Il arrive que durant ce roman, qui par moments flambe et réjouit, on se demande ce que Ingeborg Bachman a voulu nous dire. Dès lors, entrer dans cette fiction ne laisse pas intact : ou bien rebuté par ce qui s'apparente à une tentative de déstabilisation de vos repères, vous laissez le livre là, défait, ou bien, éperonné, vous tenez à connaître les motivations non-conformistes, folie ou révolte, qui ont poussé cette autrichienne à déverser ses luttes et ses cauchemars dans un livre déconcertant. Peu avant de reconduire Malina incomplètement lu en bibliothèque, un article1 de Pierre Assouline m'a donné la résolution d'aller au bout et d'entreprendre une quête approfondie.
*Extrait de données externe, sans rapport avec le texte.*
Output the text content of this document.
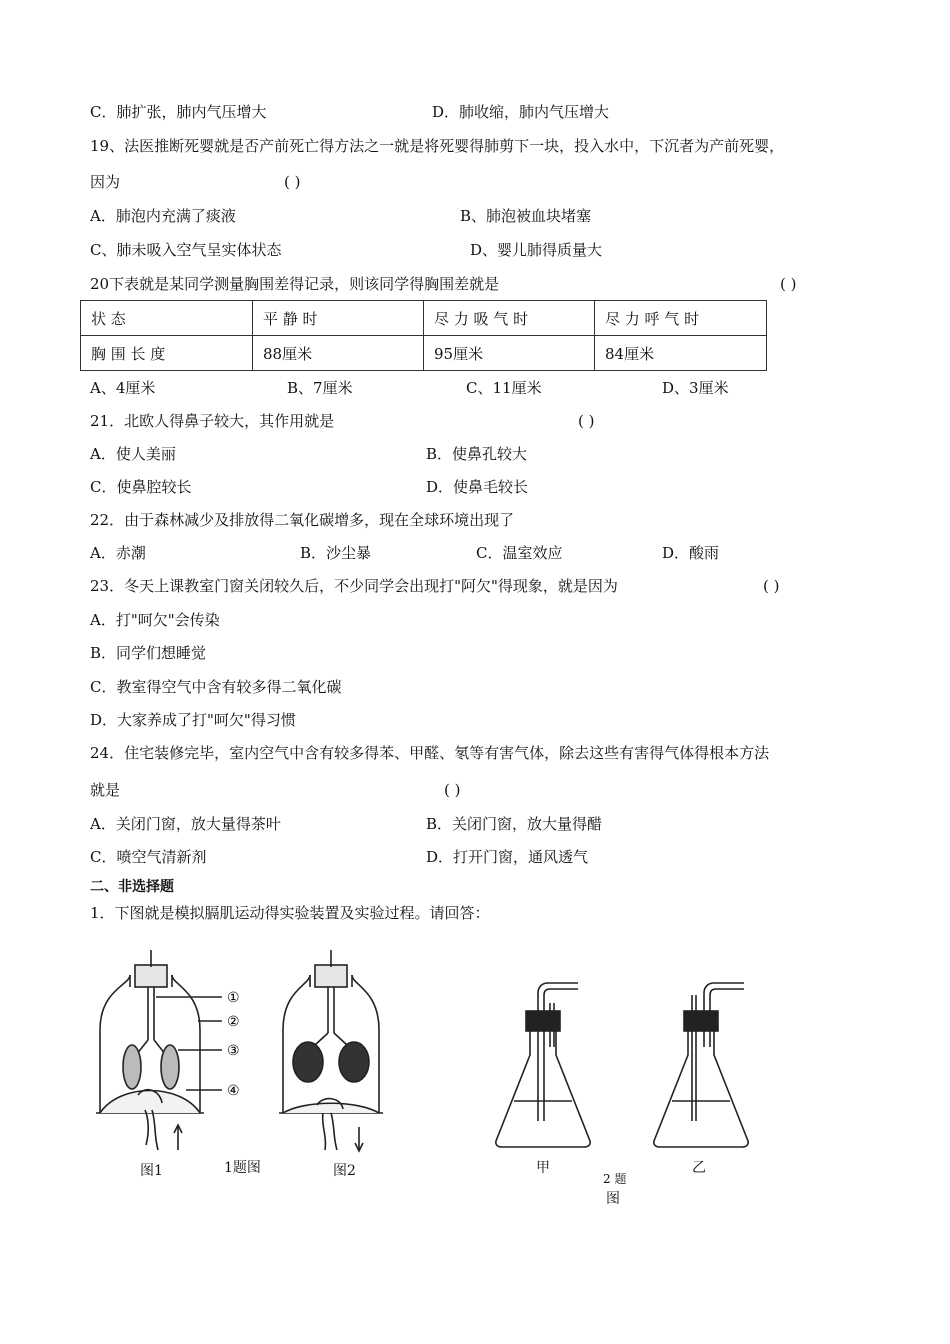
C．肺扩张，肺内气压增大	D．肺收缩，肺内气压增大
19、法医推断死婴就是否产前死亡得方法之一就是将死婴得肺剪下一块，投入水中，下沉者为产前死婴，
因为	( )
A．肺泡内充满了痰液	B、肺泡被血块堵塞
C、肺未吸入空气呈实体状态	D、婴儿肺得质量大
20下表就是某同学测量胸围差得记录，则该同学得胸围差就是	( )
状 态	平 静 时	尽 力 吸 气 时	尽 力 呼 气 时
胸 围 长 度	88厘米	95厘米	84厘米
A、4厘米	B、7厘米	C、11厘米	D、3厘米
21．北欧人得鼻子较大，其作用就是	( )
A．使人美丽	B．使鼻孔较大
C．使鼻腔较长	D．使鼻毛较长
22．由于森林减少及排放得二氧化碳增多，现在全球环境出现了
A．赤潮	B．沙尘暴	C．温室效应	D．酸雨
23．冬天上课教室门窗关闭较久后，不少同学会出现打"阿欠"得现象，就是因为	( )
A．打"呵欠"会传染
B．同学们想睡觉
C．教室得空气中含有较多得二氧化碳
D．大家养成了打"呵欠"得习惯
24．住宅装修完毕，室内空气中含有较多得苯、甲醛、氡等有害气体，除去这些有害得气体得根本方法
就是	( )
A．关闭门窗，放大量得茶叶	B．关闭门窗，放大量得醋
C．喷空气清新剂	D．打开门窗，通风透气
二、非选择题
1．下图就是模拟膈肌运动得实验装置及实验过程。请回答：
①
②
③
④
图1	1题图	图2	甲	乙
2 题
图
Au nom de l'énigmatique beauté du texte et avec le sentiment stimulant de ne pas être seul en difficulté, le sens échappant parfois à Philippe Jaccottet lui-même, car il est vrai que cette histoire autrichienne n'aurait pu être écrite dans une autre langue que l'allemand.

 

Beaucoup de clichés et de légendes circulent à propos d'Ingeborg Bachman, et c'est seulement depuis une trentaine d'années que la critique scientifique explore cette œuvre majeure de la littérature en langue allemande de la seconde moitié du vingtième siècle. Elle est peu connue en France, sans doute en partie parce que sa traduction est difficile : Françoise Rétif est parmi ses biographes et traductrices francophones les plus compétentes et on trouvera dans ses publications un éclairage sur l'étonnante autrichienne.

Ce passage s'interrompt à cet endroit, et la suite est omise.